Alienated by uncomfortable community members, they develop in their head a timeline. Now that the police investigation has gone cold, they wonder if their grief should also have gone cold. They seek, and seek, and seek. They are on webpages. They are connecting with other missing person families. They can’t carry on a “regular” conversation, because they are distracted and consumed by the unknowns as to where their loved one is. Eventually their loved one fades from the media, and the police case grows cold, a growing feeling develops of guilt. Like they “should feel better by now” if the rest of the world is going on. Yet they can’t let go, it’s the lack of having an ending to the story, it’s the lack of knowing a resolution, and it’s that tiny piece of hope they cling to. They can’t stop looking. They are obsessed with finding answers.

A majority of families of disappeared persons report symptoms consistent with the impact of trauma and are disabled by mental illness. Many display chronic physical symptoms, presumably somatic, and attribute it to the long-term effect of the disappearance. A number of wives of missing persons face extreme stigmatization in their homes that has led to their being rejected by their in-laws, leaving voluntarily or continuing to live there in terrible conditions (Robins, 2006).


Families of missing persons often check out from the world, this goes on for years. They have a single track mind and don’t want to go to a party and discuss politics. They want to go to a party and find out what others might know or remember about their loved one. People start to avoid these people because they can’t possibly understand the obsessive preoccupation with finding the truth. They are obsessed with finding answers.

The needs include the need to know, the need to proceed with commemorative rituals, the need to receive legal and administrative, economic, psychological and psychosocial support, the need to be protected against security threats, the need to receive recognition of the suffering experienced and, for some, the need to have access to courts of law.


They don’t move the house where they lived when their loved one disappeared. They tend to keep the room of the loved one “just so.” They delay court proceedings to find the loved one legally dead. They set a place at the table for loved one in absentia. They keep his razor or toiletries or books or clothing exactly where the missing left these items. The eat, breath and sleep the loss. They come to a point where a dead body is better than the purgatory in which they exist, they want answers. They obsessively seek a resolution. They are obsessively seeking answers.

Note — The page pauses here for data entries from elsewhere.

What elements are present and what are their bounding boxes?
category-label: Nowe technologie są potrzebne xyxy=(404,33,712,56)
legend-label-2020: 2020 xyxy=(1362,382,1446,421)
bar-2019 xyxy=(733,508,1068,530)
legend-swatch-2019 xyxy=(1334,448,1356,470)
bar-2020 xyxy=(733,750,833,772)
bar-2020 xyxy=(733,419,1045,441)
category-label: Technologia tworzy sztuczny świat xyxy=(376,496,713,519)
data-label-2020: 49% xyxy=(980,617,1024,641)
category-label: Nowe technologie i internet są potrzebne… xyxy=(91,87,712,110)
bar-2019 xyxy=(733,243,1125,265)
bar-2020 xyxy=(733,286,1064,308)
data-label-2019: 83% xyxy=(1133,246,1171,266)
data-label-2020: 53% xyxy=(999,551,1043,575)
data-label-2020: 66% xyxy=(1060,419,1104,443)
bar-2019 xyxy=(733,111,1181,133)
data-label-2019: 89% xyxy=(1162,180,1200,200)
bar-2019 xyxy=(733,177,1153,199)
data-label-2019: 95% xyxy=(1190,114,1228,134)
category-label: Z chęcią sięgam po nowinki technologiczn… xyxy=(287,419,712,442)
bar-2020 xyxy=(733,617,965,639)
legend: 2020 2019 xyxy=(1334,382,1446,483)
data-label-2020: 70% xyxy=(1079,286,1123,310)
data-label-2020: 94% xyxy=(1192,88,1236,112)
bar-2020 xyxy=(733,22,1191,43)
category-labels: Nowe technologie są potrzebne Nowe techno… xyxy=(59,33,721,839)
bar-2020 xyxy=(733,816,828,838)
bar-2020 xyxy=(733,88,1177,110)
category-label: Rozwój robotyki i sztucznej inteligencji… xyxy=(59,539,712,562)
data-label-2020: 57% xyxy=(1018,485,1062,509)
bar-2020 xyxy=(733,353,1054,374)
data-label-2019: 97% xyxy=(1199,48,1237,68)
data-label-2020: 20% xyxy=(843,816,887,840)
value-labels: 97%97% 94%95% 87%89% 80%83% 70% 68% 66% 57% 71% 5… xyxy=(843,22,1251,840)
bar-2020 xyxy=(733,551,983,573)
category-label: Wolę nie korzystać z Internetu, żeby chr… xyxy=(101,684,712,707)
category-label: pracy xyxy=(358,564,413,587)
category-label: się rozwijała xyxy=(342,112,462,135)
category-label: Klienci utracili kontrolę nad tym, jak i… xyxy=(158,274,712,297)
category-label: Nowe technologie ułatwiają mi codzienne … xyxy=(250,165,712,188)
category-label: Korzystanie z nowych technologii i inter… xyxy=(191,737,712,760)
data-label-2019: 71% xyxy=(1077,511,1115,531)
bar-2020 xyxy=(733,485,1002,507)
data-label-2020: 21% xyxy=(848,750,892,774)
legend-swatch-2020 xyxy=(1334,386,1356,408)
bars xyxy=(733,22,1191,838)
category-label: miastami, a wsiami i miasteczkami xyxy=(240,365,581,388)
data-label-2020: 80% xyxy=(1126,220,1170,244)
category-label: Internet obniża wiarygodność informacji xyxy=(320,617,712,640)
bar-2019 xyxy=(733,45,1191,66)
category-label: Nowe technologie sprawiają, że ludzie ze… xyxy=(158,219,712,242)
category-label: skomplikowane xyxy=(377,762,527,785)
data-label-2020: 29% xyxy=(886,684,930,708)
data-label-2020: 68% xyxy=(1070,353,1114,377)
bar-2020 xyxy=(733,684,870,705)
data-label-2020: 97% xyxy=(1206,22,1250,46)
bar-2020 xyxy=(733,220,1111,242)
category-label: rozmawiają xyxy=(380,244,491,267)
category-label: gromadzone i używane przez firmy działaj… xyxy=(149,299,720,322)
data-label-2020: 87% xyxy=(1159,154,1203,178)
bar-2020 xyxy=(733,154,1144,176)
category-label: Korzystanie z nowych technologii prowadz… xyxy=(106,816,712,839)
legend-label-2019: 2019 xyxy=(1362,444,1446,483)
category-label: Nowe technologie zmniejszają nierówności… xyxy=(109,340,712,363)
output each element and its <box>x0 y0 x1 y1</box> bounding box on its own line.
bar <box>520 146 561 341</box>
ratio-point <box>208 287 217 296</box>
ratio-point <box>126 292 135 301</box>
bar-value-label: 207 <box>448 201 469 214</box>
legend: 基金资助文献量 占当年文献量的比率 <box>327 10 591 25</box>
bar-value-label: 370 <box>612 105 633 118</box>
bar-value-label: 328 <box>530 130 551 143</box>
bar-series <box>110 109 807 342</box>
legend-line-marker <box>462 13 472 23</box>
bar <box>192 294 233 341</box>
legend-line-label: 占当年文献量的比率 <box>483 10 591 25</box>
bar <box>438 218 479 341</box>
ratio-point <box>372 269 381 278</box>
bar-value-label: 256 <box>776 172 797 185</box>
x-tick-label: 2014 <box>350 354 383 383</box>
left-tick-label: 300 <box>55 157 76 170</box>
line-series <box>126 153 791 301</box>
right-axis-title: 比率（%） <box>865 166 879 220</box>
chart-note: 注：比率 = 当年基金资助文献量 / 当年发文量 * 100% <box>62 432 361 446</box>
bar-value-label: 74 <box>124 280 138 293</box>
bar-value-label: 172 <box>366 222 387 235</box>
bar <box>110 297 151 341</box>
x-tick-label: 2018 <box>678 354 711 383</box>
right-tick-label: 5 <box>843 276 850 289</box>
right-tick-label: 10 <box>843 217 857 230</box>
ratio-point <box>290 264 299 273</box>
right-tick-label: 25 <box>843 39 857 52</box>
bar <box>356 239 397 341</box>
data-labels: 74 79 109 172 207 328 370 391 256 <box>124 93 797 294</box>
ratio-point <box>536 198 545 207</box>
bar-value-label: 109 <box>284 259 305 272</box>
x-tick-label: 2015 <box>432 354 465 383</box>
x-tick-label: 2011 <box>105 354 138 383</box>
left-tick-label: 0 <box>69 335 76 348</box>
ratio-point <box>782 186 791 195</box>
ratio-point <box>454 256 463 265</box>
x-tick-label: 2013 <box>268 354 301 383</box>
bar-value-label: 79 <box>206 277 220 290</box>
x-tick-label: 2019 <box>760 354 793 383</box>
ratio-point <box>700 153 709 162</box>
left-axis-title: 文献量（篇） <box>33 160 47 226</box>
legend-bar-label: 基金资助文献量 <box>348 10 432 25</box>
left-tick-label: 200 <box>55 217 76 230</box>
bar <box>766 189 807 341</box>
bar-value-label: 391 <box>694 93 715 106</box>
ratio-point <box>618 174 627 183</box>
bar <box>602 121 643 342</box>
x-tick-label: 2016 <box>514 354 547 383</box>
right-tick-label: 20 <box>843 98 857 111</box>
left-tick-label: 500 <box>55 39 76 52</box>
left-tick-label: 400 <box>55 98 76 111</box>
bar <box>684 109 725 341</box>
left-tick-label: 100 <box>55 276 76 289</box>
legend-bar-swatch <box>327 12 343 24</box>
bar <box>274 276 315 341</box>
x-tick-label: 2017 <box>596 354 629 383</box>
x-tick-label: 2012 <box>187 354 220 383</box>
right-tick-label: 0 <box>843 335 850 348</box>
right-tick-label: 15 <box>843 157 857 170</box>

CONCLUSION: Now that I have laid out these symptoms of family members of disappeared persons, I want those of you who know Patty, Ray’s ex wives, or Ray’s daughter to tell me if these were things you saw. What I am suggesting with this article is that they know more than they are saying. I’m not suggesting foul play. What I am suggesting is secrecy. Patty Fornicola and Ray’s loved one’s quickly faded from the press after his disappearance. At first they were desperate, it was clinical textbook case behavior of a family of missing person. The behavior becomes unusual when they disappeared from the press, and seemingly seamlessly re-entered the community unscathed without these textbook emotional hang-ups.

What I am suggesting is that Ray Gricar is alive, and got clandestine word to his family to stop the unknown obsessive search for answers, which is why they faded from view – exhibiting quite untypical behavior as a family of a missing/disappeared person.

What do you know? What does Gricar’s family know that made them disappear from the search so quickly?